The performance, says Rekha, who collaborates with her musician husband Michael Weston, is "very much geared for a contemporary Indian urban audience". Rekha's research and experimentation have led her through hatha yoga, with a special emphasis on movements as projections from the spinal chord, and various texts, besides her PhD, just submitted, on "Expanding the Physical Parameters of Odissi Dance for Contemporary Audiences."

Working on the concept of continuous movement as a parallel for still postures in yoga, Rekha says, "It has become a wonderful meditative state. I just don't want to dance now unless it comes from a still state of mind."

Odissi Mandala, feels Rekha, reaffirms Odissi as "a very current, relevant, `for you', `for us' kind of art form". Trained under Madhavi Mudgal, Rekha finds that while dance compositions based on Sanskrit poetry or other ancient sources "are wonderful", they also "alienate the audience" concluding, "That's why people enjoy theatre so much."

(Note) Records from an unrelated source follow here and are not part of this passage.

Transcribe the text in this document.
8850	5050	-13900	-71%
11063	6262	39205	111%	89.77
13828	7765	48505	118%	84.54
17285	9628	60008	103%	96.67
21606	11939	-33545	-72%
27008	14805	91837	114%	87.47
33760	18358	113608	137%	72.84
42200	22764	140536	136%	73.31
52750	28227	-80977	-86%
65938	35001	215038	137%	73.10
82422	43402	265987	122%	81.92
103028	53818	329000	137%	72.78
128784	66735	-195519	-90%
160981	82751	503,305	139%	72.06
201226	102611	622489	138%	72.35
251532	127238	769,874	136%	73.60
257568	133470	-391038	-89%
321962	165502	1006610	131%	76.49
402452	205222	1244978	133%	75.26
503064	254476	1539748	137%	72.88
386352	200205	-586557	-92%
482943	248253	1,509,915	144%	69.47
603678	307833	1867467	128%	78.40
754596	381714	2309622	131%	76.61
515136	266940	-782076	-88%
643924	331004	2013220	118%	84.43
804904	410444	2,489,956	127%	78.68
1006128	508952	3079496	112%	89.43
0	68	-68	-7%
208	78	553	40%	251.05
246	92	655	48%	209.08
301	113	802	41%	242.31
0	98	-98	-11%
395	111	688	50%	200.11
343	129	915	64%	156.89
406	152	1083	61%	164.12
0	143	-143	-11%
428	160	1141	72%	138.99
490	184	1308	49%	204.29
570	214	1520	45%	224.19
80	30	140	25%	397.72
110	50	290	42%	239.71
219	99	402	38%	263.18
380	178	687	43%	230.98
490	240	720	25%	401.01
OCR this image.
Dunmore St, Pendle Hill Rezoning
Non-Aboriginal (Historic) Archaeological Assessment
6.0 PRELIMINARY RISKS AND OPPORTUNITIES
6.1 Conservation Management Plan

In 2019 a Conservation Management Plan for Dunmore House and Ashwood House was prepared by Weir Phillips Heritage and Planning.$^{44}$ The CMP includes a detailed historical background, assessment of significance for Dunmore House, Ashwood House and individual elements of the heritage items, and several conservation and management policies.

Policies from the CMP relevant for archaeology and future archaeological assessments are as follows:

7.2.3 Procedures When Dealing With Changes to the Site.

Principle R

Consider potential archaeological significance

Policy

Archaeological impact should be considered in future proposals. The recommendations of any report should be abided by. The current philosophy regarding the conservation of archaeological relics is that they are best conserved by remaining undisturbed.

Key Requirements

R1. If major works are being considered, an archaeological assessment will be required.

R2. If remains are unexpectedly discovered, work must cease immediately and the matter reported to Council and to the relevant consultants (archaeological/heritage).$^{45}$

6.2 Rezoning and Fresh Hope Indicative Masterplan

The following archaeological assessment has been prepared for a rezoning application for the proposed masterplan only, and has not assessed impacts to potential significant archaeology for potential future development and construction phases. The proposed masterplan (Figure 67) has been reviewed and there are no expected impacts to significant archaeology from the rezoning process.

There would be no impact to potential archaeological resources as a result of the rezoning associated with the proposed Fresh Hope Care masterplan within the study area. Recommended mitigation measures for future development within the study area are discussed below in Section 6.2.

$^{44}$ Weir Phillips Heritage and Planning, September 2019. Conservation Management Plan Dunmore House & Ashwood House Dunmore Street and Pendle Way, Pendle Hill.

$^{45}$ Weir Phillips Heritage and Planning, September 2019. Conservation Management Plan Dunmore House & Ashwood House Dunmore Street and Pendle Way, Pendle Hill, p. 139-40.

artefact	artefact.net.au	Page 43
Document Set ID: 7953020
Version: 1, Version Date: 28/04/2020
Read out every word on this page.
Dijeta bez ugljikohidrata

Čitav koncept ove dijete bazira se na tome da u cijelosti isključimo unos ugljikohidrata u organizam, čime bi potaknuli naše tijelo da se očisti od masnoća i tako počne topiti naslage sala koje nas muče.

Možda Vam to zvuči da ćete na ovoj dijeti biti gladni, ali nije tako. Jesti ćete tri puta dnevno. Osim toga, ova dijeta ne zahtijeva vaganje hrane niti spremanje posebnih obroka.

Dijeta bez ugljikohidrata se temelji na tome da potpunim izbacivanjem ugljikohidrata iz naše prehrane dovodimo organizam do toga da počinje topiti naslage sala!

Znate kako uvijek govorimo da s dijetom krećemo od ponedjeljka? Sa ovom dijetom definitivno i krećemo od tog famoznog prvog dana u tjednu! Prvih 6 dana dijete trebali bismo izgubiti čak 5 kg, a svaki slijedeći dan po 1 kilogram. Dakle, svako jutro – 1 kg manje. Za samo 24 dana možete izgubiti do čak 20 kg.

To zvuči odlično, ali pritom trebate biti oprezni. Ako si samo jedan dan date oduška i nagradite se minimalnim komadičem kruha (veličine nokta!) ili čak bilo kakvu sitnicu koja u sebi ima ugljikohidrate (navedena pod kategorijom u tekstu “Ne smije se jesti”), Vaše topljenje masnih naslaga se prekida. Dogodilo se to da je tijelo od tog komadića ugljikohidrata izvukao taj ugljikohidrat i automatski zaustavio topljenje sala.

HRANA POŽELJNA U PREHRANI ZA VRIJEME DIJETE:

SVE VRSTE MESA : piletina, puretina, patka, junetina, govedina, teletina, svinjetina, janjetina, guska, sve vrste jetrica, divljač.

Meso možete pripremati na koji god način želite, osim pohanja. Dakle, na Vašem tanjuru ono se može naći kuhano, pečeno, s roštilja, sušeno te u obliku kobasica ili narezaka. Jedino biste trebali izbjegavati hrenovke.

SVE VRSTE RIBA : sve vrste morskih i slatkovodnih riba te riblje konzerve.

Authors, poets, linguists agree that English `kills' the poetry of classical languages. Yet Rekha has chosen English lyrics. "I wanted to work in English," she declares. "I don't dream or think in Oriya."

Starting with a prayer to Saraswati, Rekha takes off on a journey peopled with characters like the Phenomenal Woman, who explores "what a woman can and can't do in love and in life".